New findings highlight need to reconsider cervical cancer screening guidelines
Women older than age of 65 should still get screenings
One in five women diagnosed with cervical cancer in the United States will be diagnosed after the age of 65, suggesting that the recommend age to stop cervical cancer screening should be reconsidered, according to researchers who presented today at the Society of Gynecologic Oncology’s 2018 Annual Meeting on Women’s Cancer.
The American Cancer Society, American Society for Clinical Pathology and American Society of Colposcopy and Cervical Pathology currently recommend that cervical screening stop after women turn 65 years of age, as long as they have had adequate screening and are at low risk. The guidelines do not currently address how to stratify risk of cervical cancer in women over the age of 65.
Lead researcher Sarah Dilley, MD, MPH, fellow in gynecologic oncology at The University of Alabama at Birmingham presented findings showing 19.7 percent of cervical cancer cases were diagnosed in women age 65 or older from 2000-2014 according to the Surveillance, Epidemiology and End Results (SEER-18) program database. The database, of the National Cancer Institute, keeps information on cancer incidences and survival rate across the country.
Dr. Dilley also used the National Cancer Database to investigate cervical cancer rates based on age and found that 18.9 percent of cervical cancer cases were diagnosed in women over the age of 65 from 2004-2014.
When stratified by age, 22.9 percent of African American women who are diagnosed with cervical cancer are age 65 or older, compared to 20.5 percent of non-Hispanic white women.
The National Cancer Database (NCDB), sponsored by the American College of Surgeons and the American Cancer Society, collect hospital registry data from more than 1,500 Commission on Cancer (CoC)- accredited facilities.
The data are especially interesting when compared to women diagnosed from ages 20 to 29. Only 5.1 percent of cervical cancer cases were diagnosed from age 20 to 29, while 8 percent were diagnosed from age 70 to 79. “This data point contradicts the misperception that women usually only are diagnosed with cervical cancer at a younger age,” Dr. Dilley said.
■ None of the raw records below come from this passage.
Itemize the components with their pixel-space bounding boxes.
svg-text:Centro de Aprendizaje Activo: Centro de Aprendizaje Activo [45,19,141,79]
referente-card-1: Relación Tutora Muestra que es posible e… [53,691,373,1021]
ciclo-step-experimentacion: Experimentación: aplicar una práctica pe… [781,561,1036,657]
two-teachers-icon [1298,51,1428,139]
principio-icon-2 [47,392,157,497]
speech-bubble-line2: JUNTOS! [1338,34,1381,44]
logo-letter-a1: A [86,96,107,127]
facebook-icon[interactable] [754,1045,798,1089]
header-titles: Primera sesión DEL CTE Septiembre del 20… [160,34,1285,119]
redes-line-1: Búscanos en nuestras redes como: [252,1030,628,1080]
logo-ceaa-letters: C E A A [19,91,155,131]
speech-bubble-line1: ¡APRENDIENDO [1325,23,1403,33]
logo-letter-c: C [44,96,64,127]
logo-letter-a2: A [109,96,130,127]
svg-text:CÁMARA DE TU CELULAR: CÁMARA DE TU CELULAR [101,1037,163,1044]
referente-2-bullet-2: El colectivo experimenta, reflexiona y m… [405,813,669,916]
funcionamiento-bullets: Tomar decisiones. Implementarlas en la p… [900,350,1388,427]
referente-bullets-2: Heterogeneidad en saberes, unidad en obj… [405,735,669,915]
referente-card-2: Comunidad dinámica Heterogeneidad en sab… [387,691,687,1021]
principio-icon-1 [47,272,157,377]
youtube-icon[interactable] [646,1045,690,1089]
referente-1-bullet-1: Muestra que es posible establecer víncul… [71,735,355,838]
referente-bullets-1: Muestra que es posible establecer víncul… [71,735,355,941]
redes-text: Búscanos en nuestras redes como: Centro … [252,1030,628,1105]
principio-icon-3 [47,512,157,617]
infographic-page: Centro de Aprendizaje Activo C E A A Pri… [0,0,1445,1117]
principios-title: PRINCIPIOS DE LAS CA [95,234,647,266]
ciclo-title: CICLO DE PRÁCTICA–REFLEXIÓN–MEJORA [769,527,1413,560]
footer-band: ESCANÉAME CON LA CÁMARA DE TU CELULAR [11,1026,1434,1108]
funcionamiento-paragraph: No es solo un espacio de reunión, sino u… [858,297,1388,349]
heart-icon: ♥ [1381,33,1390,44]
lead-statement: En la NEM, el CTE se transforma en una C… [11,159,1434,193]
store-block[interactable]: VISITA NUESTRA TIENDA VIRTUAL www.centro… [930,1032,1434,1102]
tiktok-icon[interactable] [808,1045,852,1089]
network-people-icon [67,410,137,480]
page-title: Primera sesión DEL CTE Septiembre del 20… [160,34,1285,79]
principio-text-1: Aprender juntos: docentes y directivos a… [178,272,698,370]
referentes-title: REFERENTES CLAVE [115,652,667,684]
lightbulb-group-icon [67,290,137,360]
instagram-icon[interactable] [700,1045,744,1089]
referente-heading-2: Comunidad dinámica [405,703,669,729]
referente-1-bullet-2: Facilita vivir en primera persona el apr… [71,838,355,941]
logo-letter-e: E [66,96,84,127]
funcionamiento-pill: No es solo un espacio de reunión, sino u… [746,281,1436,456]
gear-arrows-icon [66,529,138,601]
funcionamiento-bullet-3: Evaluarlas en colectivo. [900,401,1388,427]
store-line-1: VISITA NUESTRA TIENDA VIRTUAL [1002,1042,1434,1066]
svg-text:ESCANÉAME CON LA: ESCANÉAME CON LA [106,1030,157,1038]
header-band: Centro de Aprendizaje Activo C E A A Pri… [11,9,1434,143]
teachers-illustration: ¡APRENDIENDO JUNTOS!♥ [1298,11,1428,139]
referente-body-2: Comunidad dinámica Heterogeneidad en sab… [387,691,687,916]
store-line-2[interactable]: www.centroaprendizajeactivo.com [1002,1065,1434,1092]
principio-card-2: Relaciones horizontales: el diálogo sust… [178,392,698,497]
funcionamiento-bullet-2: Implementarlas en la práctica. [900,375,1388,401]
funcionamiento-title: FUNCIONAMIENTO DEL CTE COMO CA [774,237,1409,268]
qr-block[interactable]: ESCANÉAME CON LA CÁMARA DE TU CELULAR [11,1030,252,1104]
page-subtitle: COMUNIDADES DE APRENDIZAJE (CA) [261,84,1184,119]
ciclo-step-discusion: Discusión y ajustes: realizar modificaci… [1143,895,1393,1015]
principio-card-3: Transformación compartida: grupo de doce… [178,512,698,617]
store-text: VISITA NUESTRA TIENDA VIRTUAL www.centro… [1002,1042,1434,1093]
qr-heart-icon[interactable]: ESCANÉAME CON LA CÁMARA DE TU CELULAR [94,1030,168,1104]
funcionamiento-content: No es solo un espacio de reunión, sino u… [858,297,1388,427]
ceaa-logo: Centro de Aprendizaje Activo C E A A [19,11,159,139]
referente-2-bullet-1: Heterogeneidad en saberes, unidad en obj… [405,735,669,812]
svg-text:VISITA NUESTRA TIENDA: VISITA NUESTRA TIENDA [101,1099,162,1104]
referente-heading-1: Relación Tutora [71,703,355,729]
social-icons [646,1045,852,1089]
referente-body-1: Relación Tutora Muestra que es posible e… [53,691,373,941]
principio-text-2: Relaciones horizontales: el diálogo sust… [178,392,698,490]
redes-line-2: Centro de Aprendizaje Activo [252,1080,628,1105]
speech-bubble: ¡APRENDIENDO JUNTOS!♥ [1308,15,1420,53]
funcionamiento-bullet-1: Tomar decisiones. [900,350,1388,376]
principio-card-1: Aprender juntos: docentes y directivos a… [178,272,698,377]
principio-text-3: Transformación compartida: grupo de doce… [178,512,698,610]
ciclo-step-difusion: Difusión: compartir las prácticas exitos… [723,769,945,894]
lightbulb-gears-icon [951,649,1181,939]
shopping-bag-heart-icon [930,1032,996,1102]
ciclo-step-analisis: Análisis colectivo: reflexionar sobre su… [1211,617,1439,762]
“Our data suggest that a considerable proportion of women are diagnosed with cervical cancer after age 65, which suggests that patients are being aged out too soon or not getting screened at all,” Dr. Dilley continued. “Professional societies should consider extending the age screening requirements to improve outcomes for this older population of women.”
While age outcomes need to be addressed with cervical cancer screening, Dr. Dilley said that health disparities are still very much evident with cervical cancer patients.
The results of this study suggest that some women over the age of 65 years may still benefit from screening to prevent age-based disparities in cervical cancer diagnoses and emphasize the importance of informed shared decision-making between patient and her doctor.